Good! let’s go to sleep! (with the highest excitement. It surely will make sleeping harder)

I’ve got a plan for next week, let’s put last week behind us and focus positively

The day was ok. Not fabulous. I’ve managed better days. I’m kind of disoriented, still you might say…

Look, there is no ‘declic’ to wait for. You decide what to do, set deadlines and do the work. You can’t become a slave of external influences.

You have built a momentum and it is time for you to exploit it.

Yes you have your tracking system up and running, with one button click you have your stats of how you spend your days. But what for, If not for the better enhancement of the quality of your days on earth.

Look, you can listen and read a lot of advice. But I’m in this feeling now that I have plenty of advice to follow already.

I’m on the phase of following the advice I have collected over the last few months. Yes it’s refreshing to hear about fellow entrepreneurs, it’s makes me more energetic and wanting to keep on track towards the mountain.

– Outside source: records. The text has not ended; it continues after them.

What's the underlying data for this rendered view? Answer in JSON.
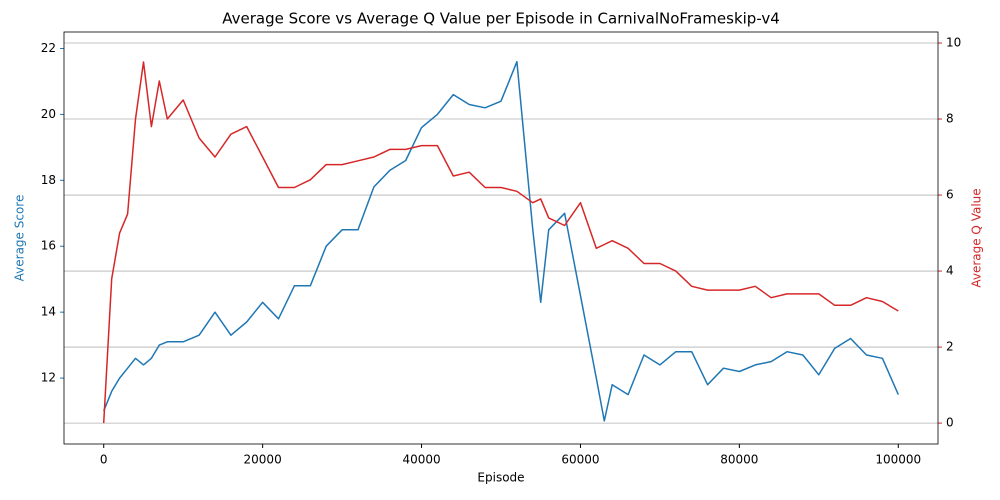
{
  "chart_data": {
    "type": "line",
    "title": "Average Score vs Average Q Value per Episode in CarnivalNoFrameskip-v4",
    "xlabel": "Episode",
    "ylabel": "Average Score",
    "y2label": "Average Q Value",
    "x": [
      0,
      1000,
      2000,
      3000,
      4000,
      5000,
      6000,
      7000,
      8000,
      10000,
      12000,
      14000,
      16000,
      18000,
      20000,
      22000,
      24000,
      26000,
      28000,
      30000,
      32000,
      34000,
      36000,
      38000,
      40000,
      42000,
      44000,
      46000,
      48000,
      50000,
      52000,
      54000,
      55000,
      56000,
      58000,
      60000,
      62000,
      63000,
      64000,
      66000,
      68000,
      70000,
      72000,
      74000,
      76000,
      78000,
      80000,
      82000,
      84000,
      86000,
      88000,
      90000,
      92000,
      94000,
      96000,
      98000,
      100000
    ],
    "series": [
      {
        "name": "Average Score",
        "color": "#1f77b4",
        "axis": "y",
        "values": [
          11.0,
          11.6,
          12.0,
          12.3,
          12.6,
          12.4,
          12.6,
          13.0,
          13.1,
          13.1,
          13.3,
          14.0,
          13.3,
          13.7,
          14.3,
          13.8,
          14.8,
          14.8,
          16.0,
          16.5,
          16.5,
          17.8,
          18.3,
          18.6,
          19.6,
          20.0,
          20.6,
          20.3,
          20.2,
          20.4,
          21.6,
          16.5,
          14.3,
          16.5,
          17.0,
          14.5,
          12.0,
          10.7,
          11.8,
          11.5,
          12.7,
          12.4,
          12.8,
          12.8,
          11.8,
          12.3,
          12.2,
          12.4,
          12.5,
          12.8,
          12.7,
          12.1,
          12.9,
          13.2,
          12.7,
          12.6,
          11.5
        ]
      },
      {
        "name": "Average Q Value",
        "color": "#d62728",
        "axis": "y2",
        "values": [
          0.0,
          3.8,
          5.0,
          5.5,
          8.0,
          9.5,
          7.8,
          9.0,
          8.0,
          8.5,
          7.5,
          7.0,
          7.6,
          7.8,
          7.0,
          6.2,
          6.2,
          6.4,
          6.8,
          6.8,
          6.9,
          7.0,
          7.2,
          7.2,
          7.3,
          7.3,
          6.5,
          6.6,
          6.2,
          6.2,
          6.1,
          5.8,
          5.9,
          5.4,
          5.2,
          5.8,
          4.6,
          4.7,
          4.8,
          4.6,
          4.2,
          4.2,
          4.0,
          3.6,
          3.5,
          3.5,
          3.5,
          3.6,
          3.3,
          3.4,
          3.4,
          3.4,
          3.1,
          3.1,
          3.3,
          3.2,
          2.95
        ]
      }
    ],
    "xlim": [
      -5000,
      105000
    ],
    "xticks": [
      0,
      20000,
      40000,
      60000,
      80000,
      100000
    ],
    "ylim": [
      10.0,
      22.5
    ],
    "yticks": [
      12,
      14,
      16,
      18,
      20,
      22
    ],
    "y2lim": [
      -0.55,
      10.29
    ],
    "y2ticks": [
      0,
      2,
      4,
      6,
      8,
      10
    ],
    "grid": "y2"
  }
}
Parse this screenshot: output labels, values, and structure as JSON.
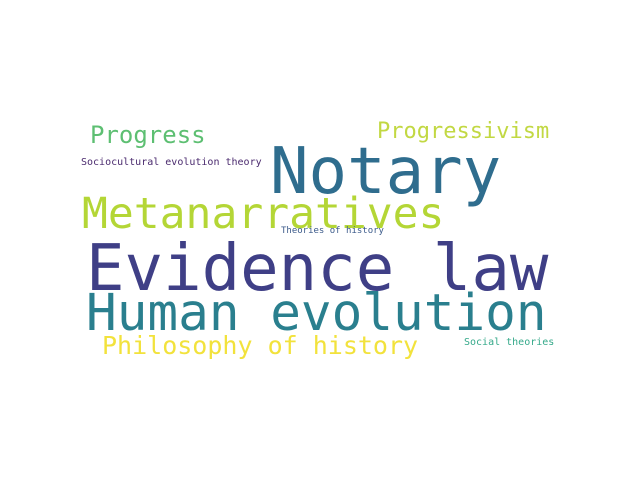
{
  "word_cloud": {
    "words": [
      {
        "text": "Notary",
        "color": "#2f6d8e"
      },
      {
        "text": "Progress",
        "color": "#5dbf72"
      },
      {
        "text": "Progressivism",
        "color": "#c2d843"
      },
      {
        "text": "Sociocultural evolution theory",
        "color": "#4a2a6e"
      },
      {
        "text": "Metanarratives",
        "color": "#b4d636"
      },
      {
        "text": "Theories of history",
        "color": "#3b5a8a"
      },
      {
        "text": "Evidence law",
        "color": "#3f3f86"
      },
      {
        "text": "Human evolution",
        "color": "#2a7f8e"
      },
      {
        "text": "Philosophy of history",
        "color": "#f2e23c"
      },
      {
        "text": "Social theories",
        "color": "#35a98a"
      }
    ]
  }
}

I need to focus on the mountain faraway. I’m enjoying the walk, the hike, etc. But I need to do and complete my daily steps. It’s still faraway and the journey is so long and so enjoyable that I want to experience more of it. I can’t just stay in the same place. I need to discover more of the road.

By Friday I want to have my FightMediocrity similar video published to the world. I need to ship. That’s a big kill that I know I can animate by Tuesday, Audio and Arrange by Friday.

The surfing will be minimized and intensified.

The truth is that I’m not super happy about the last week. I won’t mark it in the top weeks hall of fame. Maybe it’s because I have no track of it. And maybe that if I read back the gratefulness I wrote every day I would feel better, now, about it.

Ok I have a plan for the next 5 days. My health is not optimal neither. Some remaining backpain and the ingurgitation of carbs on a daily basis doesn;t make feel good.

But I’m grateful I can still walk, and in an acceptable shape.